The Crimson Cult

Tigon’s Curse of the Crimson Altar (The Crimson Cult here in the USA 1) has a good cast, but it is not a good film. This is evident from the opening scene.
A droning hum whines in and out as a young man named Peter Manning stands wearing a suit. He looks dazed. In front of him, a nude woman suffers a whip while lying strapped to a table. Men in black robes look on. One has a goat. Wearing a large headdress complete with ram horns, a green-skinned Barbara Steele introduces herself as Lavinia, the “Keeper of the Black Secret”. She asks if Peter knows why he’s there. He does. She asks if he’s ready to sign. He is. A man brings over a large book and Peter signs his name. Then Lavinia hands Peter a dagger. Peter stabs the girl on the table. There’s a quick-cut to the goat, which seems distressed. Lavinia snaps her fingers. There’s a crack of thunder. A muscular man dressed in a leather bikini bottom, leather arm-bands, and a studded leather cap sprouting deer antlers brings over a branding iron which he presses into Peter’s chest.

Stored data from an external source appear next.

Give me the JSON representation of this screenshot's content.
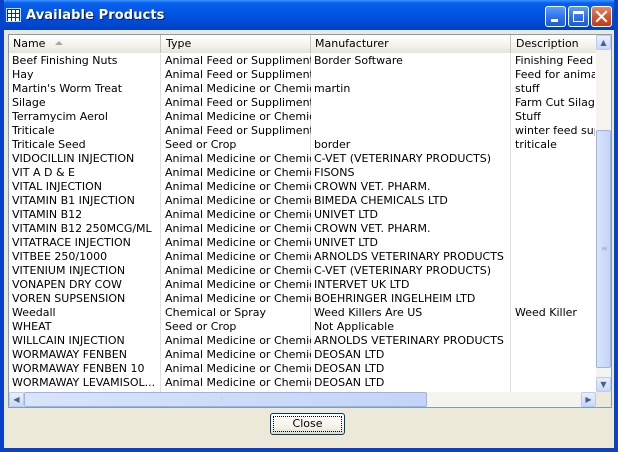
{
  "window": {
    "title": "Available Products",
    "icon": "grid-table-icon",
    "buttons": {
      "minimize": "minimize-icon",
      "maximize": "maximize-icon",
      "close": "close-icon"
    }
  },
  "table": {
    "columns": [
      {
        "label": "Name",
        "sorted": "ascending"
      },
      {
        "label": "Type"
      },
      {
        "label": "Manufacturer"
      },
      {
        "label": "Description"
      }
    ],
    "rows": [
      [
        "Beef Finishing Nuts",
        "Animal Feed or Suppliment",
        "Border Software",
        "Finishing Feed fo"
      ],
      [
        "Hay",
        "Animal Feed or Suppliment",
        "",
        "Feed for animals"
      ],
      [
        "Martin's Worm Treat",
        "Animal Medicine or Chemic...",
        "martin",
        "stuff"
      ],
      [
        "Silage",
        "Animal Feed or Suppliment",
        "",
        "Farm Cut Silage"
      ],
      [
        "Terramycim Aerol",
        "Animal Medicine or Chemic...",
        "",
        "Stuff"
      ],
      [
        "Triticale",
        "Animal Feed or Suppliment",
        "",
        "winter feed suplim"
      ],
      [
        "Triticale Seed",
        "Seed or Crop",
        "border",
        "triticale"
      ],
      [
        "VIDOCILLIN INJECTION",
        "Animal Medicine or Chemic...",
        "C-VET (VETERINARY PRODUCTS)",
        ""
      ],
      [
        "VIT A D & E",
        "Animal Medicine or Chemic...",
        "FISONS",
        ""
      ],
      [
        "VITAL INJECTION",
        "Animal Medicine or Chemic...",
        "CROWN VET. PHARM.",
        ""
      ],
      [
        "VITAMIN B1 INJECTION",
        "Animal Medicine or Chemic...",
        "BIMEDA CHEMICALS LTD",
        ""
      ],
      [
        "VITAMIN B12",
        "Animal Medicine or Chemic...",
        "UNIVET LTD",
        ""
      ],
      [
        "VITAMIN B12 250MCG/ML",
        "Animal Medicine or Chemic...",
        "CROWN VET. PHARM.",
        ""
      ],
      [
        "VITATRACE INJECTION",
        "Animal Medicine or Chemic...",
        "UNIVET LTD",
        ""
      ],
      [
        "VITBEE 250/1000",
        "Animal Medicine or Chemic...",
        "ARNOLDS VETERINARY PRODUCTS",
        ""
      ],
      [
        "VITENIUM INJECTION",
        "Animal Medicine or Chemic...",
        "C-VET (VETERINARY PRODUCTS)",
        ""
      ],
      [
        "VONAPEN DRY COW",
        "Animal Medicine or Chemic...",
        "INTERVET UK LTD",
        ""
      ],
      [
        "VOREN SUPSENSION",
        "Animal Medicine or Chemic...",
        "BOEHRINGER INGELHEIM LTD",
        ""
      ],
      [
        "Weedall",
        "Chemical or Spray",
        "Weed Killers Are US",
        "Weed Killer"
      ],
      [
        "WHEAT",
        "Seed or Crop",
        "Not Applicable",
        ""
      ],
      [
        "WILLCAIN INJECTION",
        "Animal Medicine or Chemic...",
        "ARNOLDS VETERINARY PRODUCTS",
        ""
      ],
      [
        "WORMAWAY FENBEN",
        "Animal Medicine or Chemic...",
        "DEOSAN LTD",
        ""
      ],
      [
        "WORMAWAY FENBEN 10",
        "Animal Medicine or Chemic...",
        "DEOSAN LTD",
        ""
      ],
      [
        "WORMAWAY LEVAMISOL...",
        "Animal Medicine or Chemic...",
        "DEOSAN LTD",
        ""
      ]
    ]
  },
  "scrollbars": {
    "vertical": {
      "position_fraction": 0.9
    },
    "horizontal": {
      "position_fraction": 0.0
    }
  },
  "footer": {
    "close_label": "Close"
  },
  "colors": {
    "titlebar": "#0055E5",
    "frame": "#0842C8",
    "dialog_bg": "#ECE9D8",
    "list_border": "#7F9DB9"
  }
}
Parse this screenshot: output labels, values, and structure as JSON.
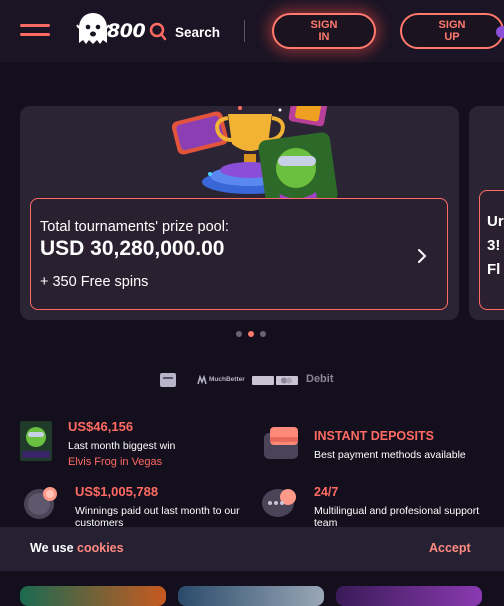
{
  "header": {
    "logo_text": "800",
    "search_label": "Search",
    "signin_label": "SIGN\nIN",
    "signup_label": "SIGN\nUP"
  },
  "carousel": {
    "slides": [
      {
        "subtitle": "Total tournaments' prize pool:",
        "amount": "USD 30,280,000.00",
        "extra": "+ 350 Free spins"
      },
      {
        "peek_text": "Ur\n3!\nFl"
      }
    ],
    "dots_count": 3,
    "active_dot": 2
  },
  "payments": [
    "paysafecard",
    "MuchBetter",
    "VISA",
    "Mastercard",
    "Debit"
  ],
  "payments_labels": {
    "muchbetter": "MuchBetter",
    "debit": "Debit"
  },
  "stats": [
    {
      "amount": "US$46,156",
      "desc": "Last month biggest win",
      "link": "Elvis Frog in Vegas"
    },
    {
      "amount": "US$1,005,788",
      "desc": "Winnings paid out last month to our customers"
    }
  ],
  "features": [
    {
      "title": "INSTANT DEPOSITS",
      "desc": "Best payment methods available"
    },
    {
      "title": "24/7",
      "desc": "Multilingual and profesional support team"
    }
  ],
  "cookie": {
    "text": "We use",
    "link": "cookies",
    "accept": "Accept"
  },
  "colors": {
    "accent": "#ff6b63",
    "background": "#140f1d",
    "card": "#2a2434"
  }
}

The film packs a few more of these trippy, S&M-tinged sequences, but they exist more-or-less outside the main narrative, which concerns Peter’s brother, Robert, played by Mark Eden. When Peter doesn’t return home, Robert goes looking for him at a remote country estate called Craxton Lodge. Robert’s arrival coincides with a local festival celebrating the burning of the witch Lavinia some three hundred years earlier. The estate’s owner, J.D. Morley, played by Christopher Lee, claims to have never heard of Peter, but invites Robert to stay on to continue his search. Robert agrees. Robert also meets another of the locals, Professor Marsh, played by Boris Karloff. Marsh, conveniently, is an expert on witchcraft.

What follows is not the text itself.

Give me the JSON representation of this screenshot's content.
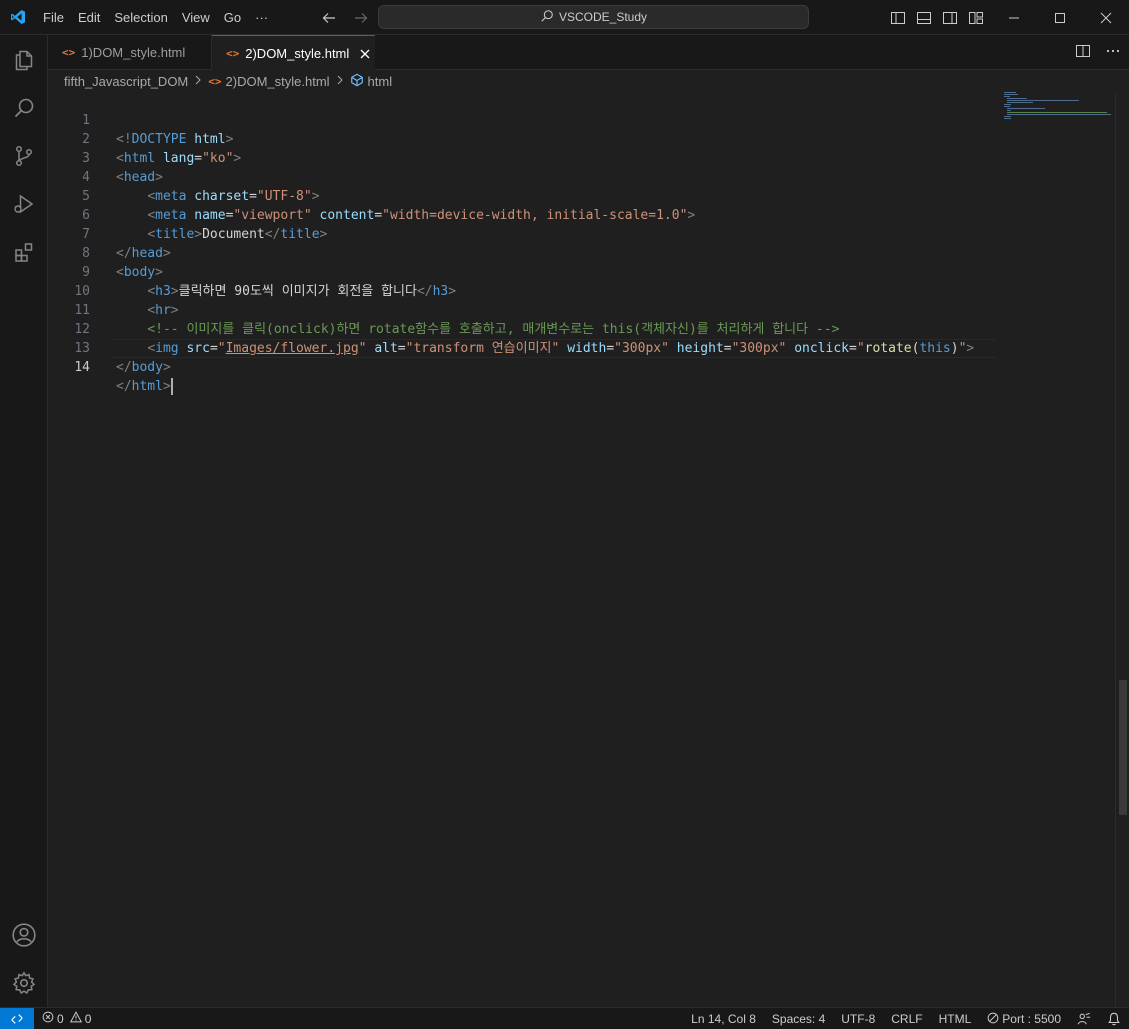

A ripe premise, but the execution proves uneven, as the tone veers between cult conspiracy and cartoon mystery. Robert’s warned to “leave while he still can,” and then discovers secret doors and a fake spiderweb machine. When he turns to the local constable for help, he’s laughed off in a vaguely sinister manner. The finale requires some lengthy Scooby-Doo-style exposition to explain away the gaping plot holes, though we’re still left wondering if the scenes with Lavinia were meant to be real or imagined.
Sometimes ambiguity helps a film resonate. But in this case, it only serves to underscore the film’s token attempt to appeal to changing audience tastes. Films like Psycho and Peeping Tom had redefined the horror genre, leaving studios like Tigon scrambling to adjust. Their approach, much like Hammer, was simply add more gore and nudity to their gothic productions. This film takes it a step further, with some ill-conceived meta-humor. One of the characters compares Craxton Lodge to “one of those old houses in horror films,” and Robert replies, “It’s like Boris Karloff’s going to pop up at any moment.”
And speaking of top-billed Karloff, he’s great. Even wheelchair-bound at eighty-years-old, he commands his scenes, bringing a sinister gravitas to his part. Though only booked for eight days, his professionalism saw him willingly film night scenes in a freezing rainstorm (you can see his breath) which led to a case of bronchitis.2
The other members of the headline cast fare less well; Barbara Steele’s wasted in a part that amounts to a few minutes of screen time in the aforementioned trippy sequences and Christopher Lee later confessed that this was one of the few films he didn’t enjoy making, as he was perpetually nervous about his ailing back.3 Already distracted—and saddled with a role that gives him little to do—it’s no wonder this proves the rare film where Lee fails to register.
Still, it’s worth seeking out for Karloff fans, as it was one of his final films and he proves he’s still got it. If only the film were worth his talent.